The problem, of course, was not that fasting, praying or worship were inherently wrong. It was simply that the issues of injustice and oppression were being ignored. The blessings the people sought for their nation would only be forthcoming if they put their house in order and focused their attention on the more ‘mundane’ issues of life – serving their neighbours and becoming advocates of the poor and oppressed. This was not because God, out of spite, would ever turn his back on the people that he loved.

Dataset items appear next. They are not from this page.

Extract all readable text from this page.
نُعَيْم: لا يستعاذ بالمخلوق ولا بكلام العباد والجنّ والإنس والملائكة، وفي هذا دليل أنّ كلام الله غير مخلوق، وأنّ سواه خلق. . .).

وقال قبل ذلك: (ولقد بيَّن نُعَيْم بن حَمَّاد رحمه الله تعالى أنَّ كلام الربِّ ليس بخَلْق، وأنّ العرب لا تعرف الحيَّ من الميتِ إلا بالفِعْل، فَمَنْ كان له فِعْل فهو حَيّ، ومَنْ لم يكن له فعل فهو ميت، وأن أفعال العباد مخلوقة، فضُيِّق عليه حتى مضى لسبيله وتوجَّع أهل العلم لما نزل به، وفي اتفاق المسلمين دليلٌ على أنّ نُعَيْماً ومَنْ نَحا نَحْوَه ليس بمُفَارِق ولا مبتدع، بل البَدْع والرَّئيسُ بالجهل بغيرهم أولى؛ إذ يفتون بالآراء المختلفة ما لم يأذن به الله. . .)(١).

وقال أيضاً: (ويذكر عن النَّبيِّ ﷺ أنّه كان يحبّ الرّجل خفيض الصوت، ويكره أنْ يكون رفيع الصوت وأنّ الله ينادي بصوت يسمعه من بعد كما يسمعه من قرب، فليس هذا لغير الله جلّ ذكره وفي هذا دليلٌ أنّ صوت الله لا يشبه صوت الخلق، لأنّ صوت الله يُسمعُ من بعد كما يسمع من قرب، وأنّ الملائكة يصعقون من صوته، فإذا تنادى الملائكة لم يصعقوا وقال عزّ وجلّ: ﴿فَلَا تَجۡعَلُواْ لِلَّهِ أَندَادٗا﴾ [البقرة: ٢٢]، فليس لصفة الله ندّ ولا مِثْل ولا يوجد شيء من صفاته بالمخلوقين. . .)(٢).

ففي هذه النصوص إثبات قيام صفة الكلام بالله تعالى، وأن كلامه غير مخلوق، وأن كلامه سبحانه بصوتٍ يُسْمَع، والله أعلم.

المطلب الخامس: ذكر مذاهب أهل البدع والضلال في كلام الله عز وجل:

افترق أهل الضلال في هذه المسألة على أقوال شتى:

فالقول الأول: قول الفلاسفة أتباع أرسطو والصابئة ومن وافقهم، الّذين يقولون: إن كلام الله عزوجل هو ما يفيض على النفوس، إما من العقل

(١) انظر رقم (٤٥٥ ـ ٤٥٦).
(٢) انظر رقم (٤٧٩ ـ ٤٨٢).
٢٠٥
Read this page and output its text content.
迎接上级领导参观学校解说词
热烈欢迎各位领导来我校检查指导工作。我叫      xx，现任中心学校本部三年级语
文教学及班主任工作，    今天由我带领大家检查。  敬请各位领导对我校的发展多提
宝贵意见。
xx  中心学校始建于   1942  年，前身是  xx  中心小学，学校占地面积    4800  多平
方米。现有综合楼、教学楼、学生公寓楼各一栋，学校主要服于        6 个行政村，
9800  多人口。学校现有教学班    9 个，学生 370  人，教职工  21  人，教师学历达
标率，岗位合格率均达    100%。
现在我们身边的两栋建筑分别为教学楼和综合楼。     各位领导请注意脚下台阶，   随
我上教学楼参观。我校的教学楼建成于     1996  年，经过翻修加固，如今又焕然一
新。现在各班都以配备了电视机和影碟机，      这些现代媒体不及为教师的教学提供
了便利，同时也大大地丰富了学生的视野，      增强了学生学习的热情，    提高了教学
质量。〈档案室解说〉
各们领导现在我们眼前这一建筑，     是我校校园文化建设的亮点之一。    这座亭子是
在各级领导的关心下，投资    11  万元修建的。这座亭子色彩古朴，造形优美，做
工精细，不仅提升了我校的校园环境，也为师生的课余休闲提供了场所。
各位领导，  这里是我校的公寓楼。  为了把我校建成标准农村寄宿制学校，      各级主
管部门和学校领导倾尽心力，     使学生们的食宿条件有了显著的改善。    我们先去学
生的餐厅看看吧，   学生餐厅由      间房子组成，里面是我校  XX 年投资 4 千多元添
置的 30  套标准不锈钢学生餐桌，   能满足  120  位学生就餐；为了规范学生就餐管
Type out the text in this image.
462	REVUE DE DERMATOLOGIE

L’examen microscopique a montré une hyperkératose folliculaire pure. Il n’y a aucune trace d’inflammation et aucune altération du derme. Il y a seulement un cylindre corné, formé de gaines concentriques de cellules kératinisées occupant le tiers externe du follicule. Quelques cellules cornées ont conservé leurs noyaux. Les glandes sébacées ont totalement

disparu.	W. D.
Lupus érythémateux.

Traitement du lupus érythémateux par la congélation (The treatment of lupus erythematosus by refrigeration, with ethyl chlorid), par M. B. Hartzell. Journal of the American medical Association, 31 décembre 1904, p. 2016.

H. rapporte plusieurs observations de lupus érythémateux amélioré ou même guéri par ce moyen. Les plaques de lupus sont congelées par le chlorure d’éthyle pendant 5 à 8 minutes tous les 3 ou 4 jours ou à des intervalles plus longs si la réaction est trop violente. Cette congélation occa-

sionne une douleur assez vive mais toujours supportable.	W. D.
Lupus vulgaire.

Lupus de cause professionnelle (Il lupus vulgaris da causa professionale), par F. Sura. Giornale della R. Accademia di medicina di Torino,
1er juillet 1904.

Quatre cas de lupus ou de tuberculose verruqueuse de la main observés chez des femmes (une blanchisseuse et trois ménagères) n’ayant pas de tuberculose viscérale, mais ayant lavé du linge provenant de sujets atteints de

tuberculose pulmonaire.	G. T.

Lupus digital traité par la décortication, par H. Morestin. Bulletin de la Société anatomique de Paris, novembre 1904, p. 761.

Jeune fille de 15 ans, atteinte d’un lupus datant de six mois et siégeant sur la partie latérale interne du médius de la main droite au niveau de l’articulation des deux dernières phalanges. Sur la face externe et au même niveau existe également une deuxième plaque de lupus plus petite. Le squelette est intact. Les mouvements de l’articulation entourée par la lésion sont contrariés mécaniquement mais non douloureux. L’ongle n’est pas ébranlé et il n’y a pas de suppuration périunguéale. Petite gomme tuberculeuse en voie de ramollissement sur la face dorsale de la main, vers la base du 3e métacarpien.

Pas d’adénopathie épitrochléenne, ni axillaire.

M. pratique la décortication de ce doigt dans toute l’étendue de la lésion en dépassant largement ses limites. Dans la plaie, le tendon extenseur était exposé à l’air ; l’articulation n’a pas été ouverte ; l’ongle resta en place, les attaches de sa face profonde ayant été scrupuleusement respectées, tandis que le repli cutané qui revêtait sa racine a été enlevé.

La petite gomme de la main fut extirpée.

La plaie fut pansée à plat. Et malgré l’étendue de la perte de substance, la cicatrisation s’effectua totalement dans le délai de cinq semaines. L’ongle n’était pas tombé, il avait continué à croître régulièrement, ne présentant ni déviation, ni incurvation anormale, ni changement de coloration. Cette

Rather, it was a clear recognition of the fact that sin – the rejection of God’s way – always becomes its own punishment.

 

Our problem is that, far from offering us a ‘whole life’ experience, our 21st-century Western culture has compartmentalised spirituality. Our spiritual ‘side’ is regarded as something ‘a little aside’ from the rest of our life. Spirituality has been relegated to the fringes.

 

But those who subscribe to this ‘otherworldly’ notion of the Christian faith, concerned only with the inner life, as well as those who focus exclusively on activism and public service, both make the same mistake and end up abandoning biblically rooted Christian spirituality. That which we claim to be aware of in our souls must become visible before it is credible. Likewise, our actions need to spring from the depths of our spirit if they are to be of substance and significance.

 

A spirituality that is solely focused on the inner life becomes dead and lifeless. It falls foul of the criticism which Freud and others have made of religion – that it is no more than a crutch for the weak. But, likewise, mission, activism and public service which are detached from an inner spirituality will ultimately prove to be bankrupt of transformational power and energy. In either case, faith becomes impotent and sterile. Genuine Christian spirituality is lost and a light that should shine in the darkness and bring hope to the world is extinguished.

 

All talk about the inner versus the outer life is an attempt to drive a wedge between two things which are, in essence, unified. Its danger is that it ends up producing a perilous and destructive dualism that rejects the teaching of both the Old and New Testaments.

 

The Bible consistently contradicts the imagined divide between the sacred and the secular, calling instead for faith and action to function in harmony with one another. The Hebrew word for ‘faith’ also implies ‘faithfulness’ or ‘obedient activity’. In fact, the connection between right beliefs and right actions is made explicit by Jesus himself in his famous parable of the sheep and the goats when he concludes: “Whatever you did for one of the least of these…you did for me” (Matthew 25:40).

 

Authentic Christian spirituality always requires us to be with God for other people, and with other people for God.

 

As the wise teacher explained to his young apprentices, “Love God. Love your neighbour as you love yourself. Nothing else matters.”